As soon as the earth's crust cooled enough, the rains began to fall. Never have there been such rains since that time. They fell continuously, day and night, days passing into months, into years, into centuries. They poured into the waiting ocean basins, or, falling upon the continental masses, drained away to become sea.

That primeval ocean, growing in bulk as the rains slowly filled its basins, must have been only faintly salt. But the falling rains were the symbol of the dissolution of the continents. From the moment the rain began to fall, the lands began to be worn away and carried to the sea. It is an endless, inexorable process that has never stopped—the dissolving of the rocks, the leaching out of their contained minerals, the carrying of the rock fragments and dissolved minerals to the ocean. And over the eons of time, the sea has grown ever more bitter with the salt of the continents.

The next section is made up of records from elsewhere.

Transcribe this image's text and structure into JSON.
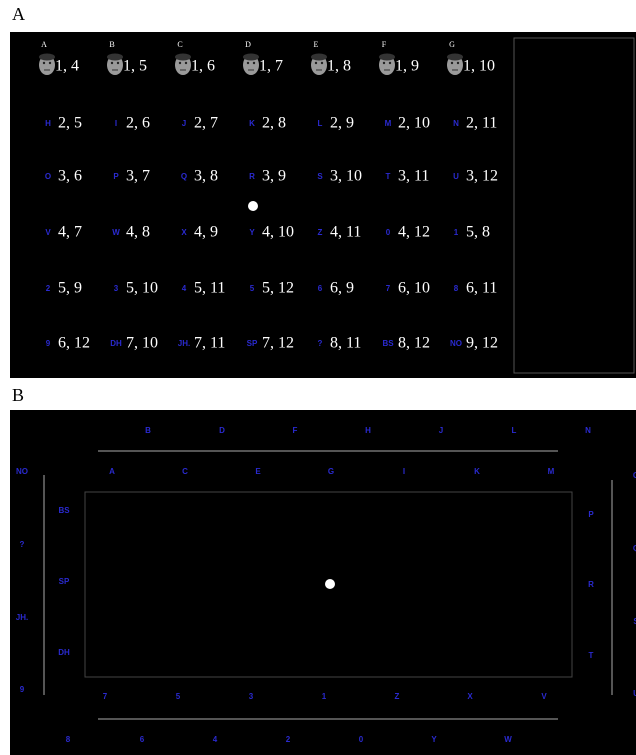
{
  "panel_a": {
    "label": "A",
    "face_row": [
      {
        "letter": "A",
        "pair": "1, 4"
      },
      {
        "letter": "B",
        "pair": "1, 5"
      },
      {
        "letter": "C",
        "pair": "1, 6"
      },
      {
        "letter": "D",
        "pair": "1, 7"
      },
      {
        "letter": "E",
        "pair": "1, 8"
      },
      {
        "letter": "F",
        "pair": "1, 9"
      },
      {
        "letter": "G",
        "pair": "1, 10"
      }
    ],
    "rows": [
      [
        {
          "letter": "H",
          "pair": "2, 5"
        },
        {
          "letter": "I",
          "pair": "2, 6"
        },
        {
          "letter": "J",
          "pair": "2, 7"
        },
        {
          "letter": "K",
          "pair": "2, 8"
        },
        {
          "letter": "L",
          "pair": "2, 9"
        },
        {
          "letter": "M",
          "pair": "2, 10"
        },
        {
          "letter": "N",
          "pair": "2, 11"
        }
      ],
      [
        {
          "letter": "O",
          "pair": "3, 6"
        },
        {
          "letter": "P",
          "pair": "3, 7"
        },
        {
          "letter": "Q",
          "pair": "3, 8"
        },
        {
          "letter": "R",
          "pair": "3, 9"
        },
        {
          "letter": "S",
          "pair": "3, 10"
        },
        {
          "letter": "T",
          "pair": "3, 11"
        },
        {
          "letter": "U",
          "pair": "3, 12"
        }
      ],
      [
        {
          "letter": "V",
          "pair": "4, 7"
        },
        {
          "letter": "W",
          "pair": "4, 8"
        },
        {
          "letter": "X",
          "pair": "4, 9"
        },
        {
          "letter": "Y",
          "pair": "4, 10"
        },
        {
          "letter": "Z",
          "pair": "4, 11"
        },
        {
          "letter": "0",
          "pair": "4, 12"
        },
        {
          "letter": "1",
          "pair": "5, 8"
        }
      ],
      [
        {
          "letter": "2",
          "pair": "5, 9"
        },
        {
          "letter": "3",
          "pair": "5, 10"
        },
        {
          "letter": "4",
          "pair": "5, 11"
        },
        {
          "letter": "5",
          "pair": "5, 12"
        },
        {
          "letter": "6",
          "pair": "6, 9"
        },
        {
          "letter": "7",
          "pair": "6, 10"
        },
        {
          "letter": "8",
          "pair": "6, 11"
        }
      ],
      [
        {
          "letter": "9",
          "pair": "6, 12"
        },
        {
          "letter": "DH",
          "pair": "7, 10"
        },
        {
          "letter": "JH.",
          "pair": "7, 11"
        },
        {
          "letter": "SP",
          "pair": "7, 12"
        },
        {
          "letter": "?",
          "pair": "8, 11"
        },
        {
          "letter": "BS",
          "pair": "8, 12"
        },
        {
          "letter": "NO",
          "pair": "9, 12"
        }
      ]
    ]
  },
  "panel_b": {
    "label": "B",
    "top_outer": [
      "B",
      "D",
      "F",
      "H",
      "J",
      "L",
      "N"
    ],
    "top_inner": [
      "A",
      "C",
      "E",
      "G",
      "I",
      "K",
      "M"
    ],
    "left_outer": [
      "NO",
      "?",
      "JH.",
      "9"
    ],
    "left_inner": [
      "BS",
      "SP",
      "DH"
    ],
    "right_inner": [
      "P",
      "R",
      "T"
    ],
    "right_outer": [
      "O",
      "Q",
      "S",
      "U"
    ],
    "bottom_inner": [
      "7",
      "5",
      "3",
      "1",
      "Z",
      "X",
      "V"
    ],
    "bottom_outer": [
      "8",
      "6",
      "4",
      "2",
      "0",
      "Y",
      "W"
    ]
  }
}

In what manner the sea produced the mysterious and wonderful stuff called protoplasm we cannot say. In its warm, dimly lit waters the unknown conditions of temperature and pressure and saltiness must have been the critical ones for the creation of life from non-life. At any rate they produced the result that neither the alchemists with their crucibles nor modern scientists in their laboratories have been able to achieve.

Before the first living cell was created, there may have been many trials and failures. It seems probable that, within the warm saltiness of the primeval sea, certain organic substances were fashioned from carbon dioxide, sulphur, nitrogen, phosphorus, potassium, and calcium. Perhaps these were transition steps from which the complex molecules of protoplasm arose—molecules that somehow acquired the ability to reproduce themselves and begin the endless stream of life. But at present no one is wise enough to be sure.

Those first living things may have been simple microorganisms rather like some of the bacteria we know today—mysterious borderline forms that were not quite plants, not quite animals, barely over the intangible line that separates the non-living from the living. It is doubtful that this first life possessed the substance chlorophyll, with which plants in sunlight transform lifeless chemicals into the living stuff of their tissues. Little sunshine could enter their dim world, penetrating the cloud banks from which fell the endless rains. Probably the sea's first children lived on the organic substances then present in the ocean waters, or, like the iron and sulphur bacteria that exist today, lived directly on inorganic food.

All the while the cloud cover was thinning, the darkness of the nights alternated with palely illumined days, and finally the sun for the first time shone through upon the sea. By this time some of the living things that floated in the sea must have developed the magic of chlorophyll. Now they were able to take the carbon dioxide of the air and the water of the sea and of these elements, in sunlight, build the organic substances they needed. So the first true plants came into being.

Another group of organisms, lacking the chlorophyll but needing organic food, found they could make a way of life for themselves by devouring the plants. So the first animals arose, and from that day to this, every animal in the world has followed the habit it learned in the ancient seas and depends, directly or through complex food chains, on the plants for food and life.

As the years passed, and the centuries, and the millions of years, the stream of life grew more and more complex. From simple, one-celled creatures, others that were aggregations of specialized cells arose, and then creatures with organs for feeding, digesting, breathing, reproducing. Sponges grew on the rocky bottom of the sea's edge and coral animals built their habitations in warm, clear waters. Jellyfish swam and drifted in the sea. Worms evolved, and starfish, and hard-shelled creatures with many-jointed legs, the arthropods. The plants, too, progressed, from the microscopic algae to branched and curiously fruiting seaweeds that swayed with the tides and were plucked from the coastal rocks by the surf and cast adrift.